If I just showed up at your party

Would you have me? Would you want me?

Would you tell me to go straight to hell

Or lead me to the garden?

~ Taylor Swift, Betty

Tonight I was thinking about these lyrics, because we, like James in this song, have done stupid things and require forgiveness and quite frankly deserve to be told to go straight to hell. But it made me specifically think of the prodigal son in Luke 15, and the difference between James's Betty and our God that we need forgiveness from is that God doesn't wait for us to show up at His party; instead even while we are a long way off, He runs out to us to embrace us, forgive us and bring us home. 

“But while he was still a long way off, his father saw him and was filled with compassion for him; he ran to his son, threw his arms around him and kissed him."

And then God throws a cracker party, where the answers are yes: Yes, He would have me; Yes, He would want me. He leads us into His garden of promises where we are absolutely wanted and loved and held forever! 

So as I listen to Betty, I find myself grateful once again that Jesus shows up so that we can party with Him. 




Saturday, April 03, 2021

Stupid Games, Stupid Prizes

 You play stupid games, you win stupid prizes

~ Taylor Swift, Miss Americana and The Heartbreak Prince

What games am I playing? What prizes am I spending my life trying to win? These are the questions that always pop into my mind when I hear this song. 

I want to be playing for a prize that really matters, for a prize that lasts, to look back at the end and know I have achieved something of meaning. I certainly don't want to pour out my life in the pursuit of something that doesn't even matter. I don't want to play stupid games to win stupid prizes. 

It also makes me think of the times of playing Candy Crush when I start a level without taking in what the goal is, and then I get caught up clearing out the chocolate or collecting the pieces that seem the most obvious, only to get to the end of my moves and realise I completely missed the mark in what I needed to do. 

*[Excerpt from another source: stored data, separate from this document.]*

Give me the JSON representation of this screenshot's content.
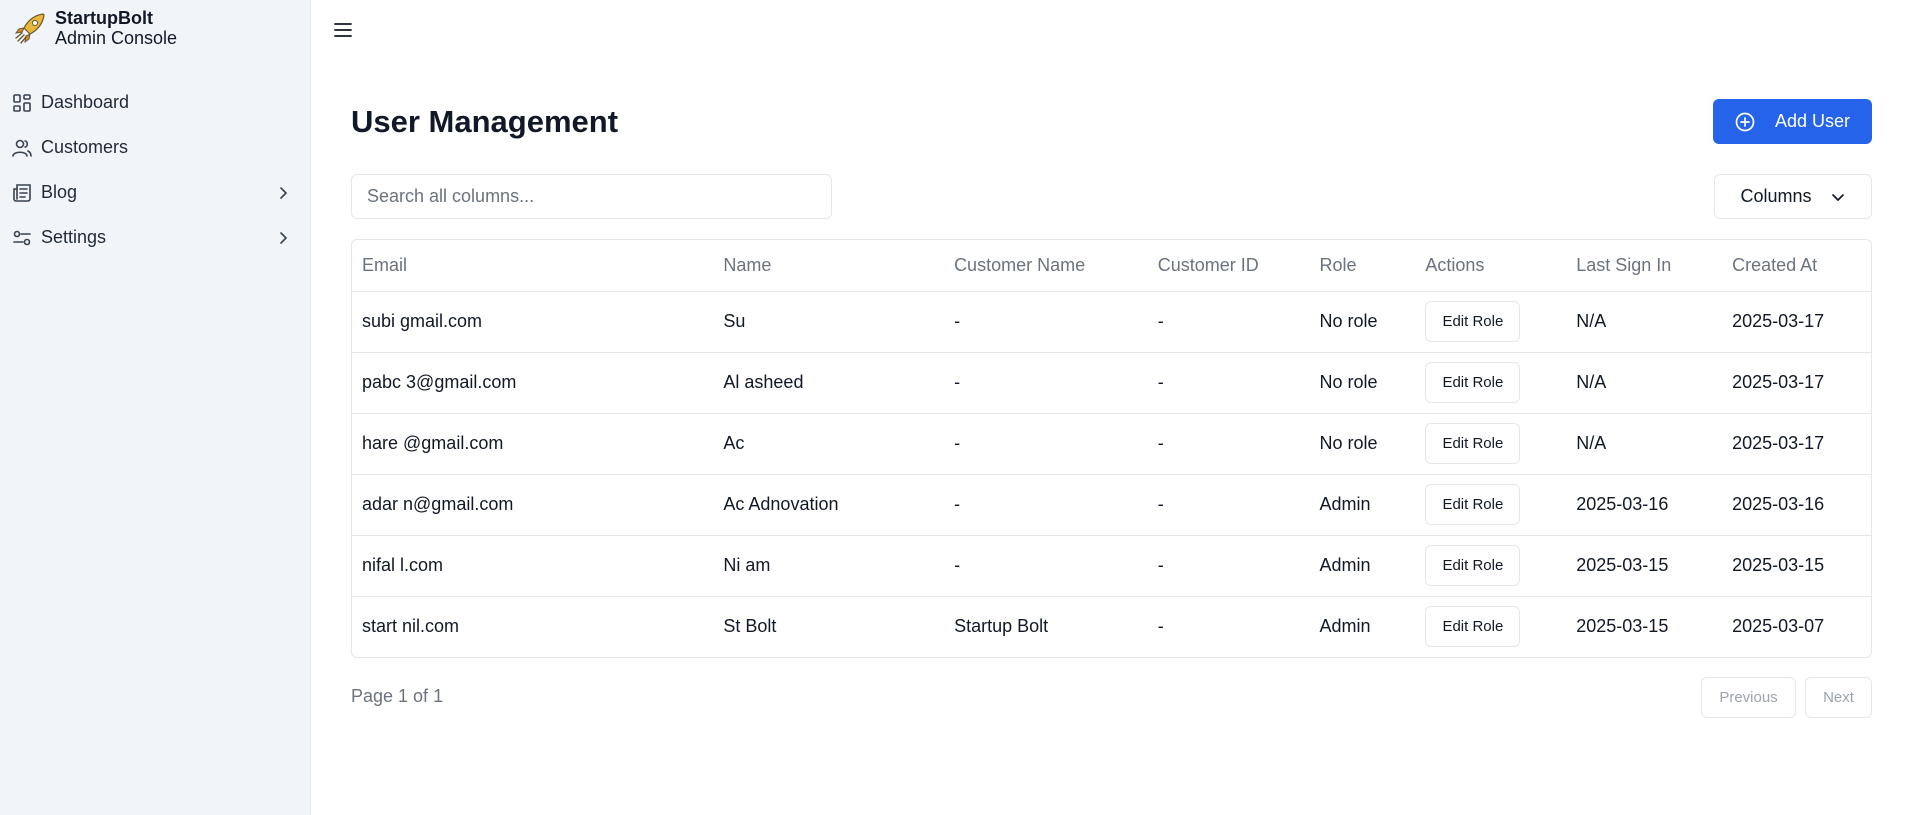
{
  "brand": {
    "name": "StartupBolt",
    "subtitle": "Admin Console"
  },
  "sidebar": {
    "items": [
      {
        "label": "Dashboard",
        "icon": "dashboard-icon",
        "has_chevron": false
      },
      {
        "label": "Customers",
        "icon": "users-icon",
        "has_chevron": false
      },
      {
        "label": "Blog",
        "icon": "newspaper-icon",
        "has_chevron": true
      },
      {
        "label": "Settings",
        "icon": "sliders-icon",
        "has_chevron": true
      }
    ]
  },
  "header": {
    "title": "User Management",
    "add_button_label": "Add User"
  },
  "search": {
    "placeholder": "Search all columns...",
    "value": ""
  },
  "columns_button_label": "Columns",
  "table": {
    "headers": [
      "Email",
      "Name",
      "Customer Name",
      "Customer ID",
      "Role",
      "Actions",
      "Last Sign In",
      "Created At"
    ],
    "action_label": "Edit Role",
    "rows": [
      {
        "email": "subi        gmail.com",
        "name": "Su",
        "customer_name": "-",
        "customer_id": "-",
        "role": "No role",
        "last_sign_in": "N/A",
        "created_at": "2025-03-17"
      },
      {
        "email": "pabc        3@gmail.com",
        "name": "Al       asheed",
        "customer_name": "-",
        "customer_id": "-",
        "role": "No role",
        "last_sign_in": "N/A",
        "created_at": "2025-03-17"
      },
      {
        "email": "hare        @gmail.com",
        "name": "Ac",
        "customer_name": "-",
        "customer_id": "-",
        "role": "No role",
        "last_sign_in": "N/A",
        "created_at": "2025-03-17"
      },
      {
        "email": "adar        n@gmail.com",
        "name": "Ac      Adnovation",
        "customer_name": "-",
        "customer_id": "-",
        "role": "Admin",
        "last_sign_in": "2025-03-16",
        "created_at": "2025-03-16"
      },
      {
        "email": "nifal        l.com",
        "name": "Ni       am",
        "customer_name": "-",
        "customer_id": "-",
        "role": "Admin",
        "last_sign_in": "2025-03-15",
        "created_at": "2025-03-15"
      },
      {
        "email": "start        nil.com",
        "name": "St       Bolt",
        "customer_name": "Startup Bolt",
        "customer_id": "-",
        "role": "Admin",
        "last_sign_in": "2025-03-15",
        "created_at": "2025-03-07"
      }
    ]
  },
  "pagination": {
    "text": "Page 1 of 1",
    "previous_label": "Previous",
    "next_label": "Next"
  },
  "colors": {
    "accent": "#2563eb",
    "sidebar_bg": "#f1f5fa",
    "border": "#e5e7eb",
    "muted_text": "#6b7280"
  }
}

I don't want that to be true of my life. When my moves are up at the end of my days, I don't want to have just done my own thing, thinking I know best, and completely miss the true goal of my life. So I need to pause often and remember what the goal and the prize set before me is: 

Philippians 3:12-14 "Not that I have already obtained this or am already perfect, but I press on to make it my own, because Christ Jesus has made me his own. Brothers, I do not consider that I have made it my own. But one thing I do: forgetting what lies behind and straining forward to what lies ahead, I press on toward the goal for the prize of the upward call of God in Christ Jesus."

James 1:12 "Blessed is the man who remains steadfast under trial, for when he has stood the test he will receive the crown of life, which God has promised to those who love him."

The upward call of God in Christ Jesus is the goal I am striving for, the game I am called to play; and the crown of life, which God has promised to me, is the prize I am living for.